Sara wouldn’t give this up for the world.
“I’m proud of you,” Ava says. “For doing this. Wait– I don’t mean, in like, a patronizing way. I’m always proud of you, and would’ve been proud of you no matter what, you know that–”
Sara purses her lips in amusement, rolling her eyes behind her sunglasses. “Aves.”
“Yeah?”
“Thank you.” Because Sara’s proud of herself, honestly.

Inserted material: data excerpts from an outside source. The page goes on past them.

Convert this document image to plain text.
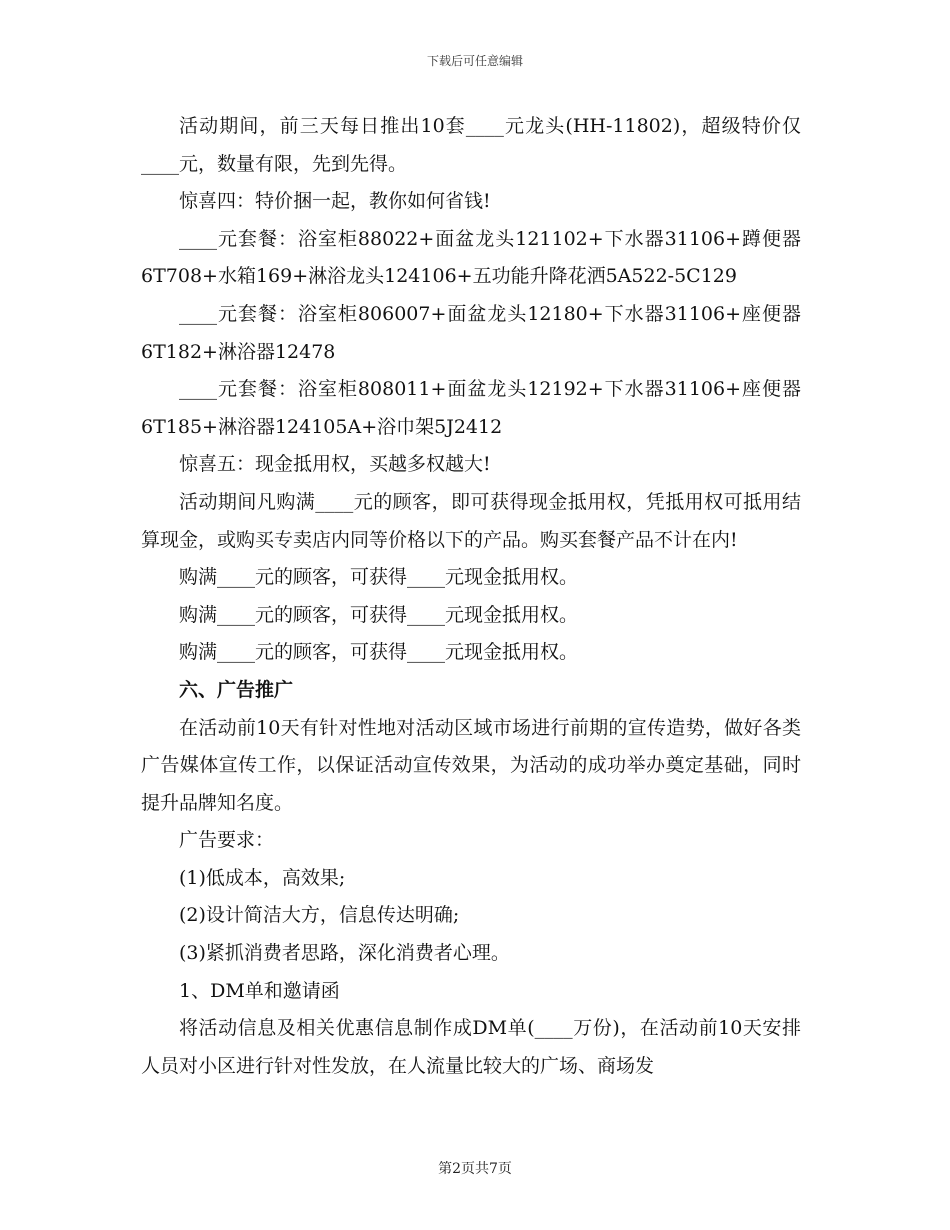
下载后可任意编辑

活动期间，前三天每日推出10套____元龙头(HH-11802)，超级特价仅____元，数量有限，先到先得。

惊喜四：特价捆一起，教你如何省钱!

____元套餐：浴室柜88022+面盆龙头121102+下水器31106+蹲便器6T708+水箱169+淋浴龙头124106+五功能升降花洒5A522-5C129

____元套餐：浴室柜806007+面盆龙头12180+下水器31106+座便器6T182+淋浴器12478

____元套餐：浴室柜808011+面盆龙头12192+下水器31106+座便器6T185+淋浴器124105A+浴巾架5J2412

惊喜五：现金抵用权，买越多权越大!

活动期间凡购满____元的顾客，即可获得现金抵用权，凭抵用权可抵用结算现金，或购买专卖店内同等价格以下的产品。购买套餐产品不计在内!

购满____元的顾客，可获得____元现金抵用权。

购满____元的顾客，可获得____元现金抵用权。

购满____元的顾客，可获得____元现金抵用权。

六、广告推广

在活动前10天有针对性地对活动区域市场进行前期的宣传造势，做好各类广告媒体宣传工作，以保证活动宣传效果，为活动的成功举办奠定基础，同时提升品牌知名度。

广告要求：

(1)低成本，高效果;

(2)设计简洁大方，信息传达明确;

(3)紧抓消费者思路，深化消费者心理。

1、DM单和邀请函

将活动信息及相关优惠信息制作成DM单(____万份)，在活动前10天安排人员对小区进行针对性发放，在人流量比较大的广场、商场发

第2页共7页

Having Ava acknowledge how big this is…well, it feels good.
“Oh. Always.”
From below, they hear: “Air totem’s no fair!”
“Oh, yeah? Don’t remember your normal skin being so shiny, bro.”
“Wolfie wants to play!”
“Woo! Go Wolfie! Aw, wicked, mate!”
“What is wrong with you people.”
The boat rocks, jolted by whatever horseplay the lake-bound Legends are getting up to. Her stomach barely dips with the motion; Gideon’s nausea drugs work wonders.
“Should I tell you what they’re doing?” Ava asks.
“Nah. We’re not on the clock, they have my full permission to kill each other.”
Ava laughs. “Hands-off captaining.”
“Did I seem like the helicopter type?”
“Never.”
A fine spray of water mists over them. “Wanna guess what my superpowers are telling me is gonna happen next?”
Ava hums. “I’m going to have to become Mick’s actual parole officer?”
Sara grins. “Nope.”
“Zari and John are going to join the lake-high club?”
“Maybe, but not what I’m thinking of.”
“Gary will announce he lost one of his Finding Nemo floaties.”
“Nope.”
“Alright…” Ava leans over and presses her lips to Sara’s. Sara melts into the kiss, the familiarity and the safety and the pleasure of it. It’s a long moment before Ava pulls back. “How about that?”
“Right on the money,” Sara agrees, and leans in to kiss her again.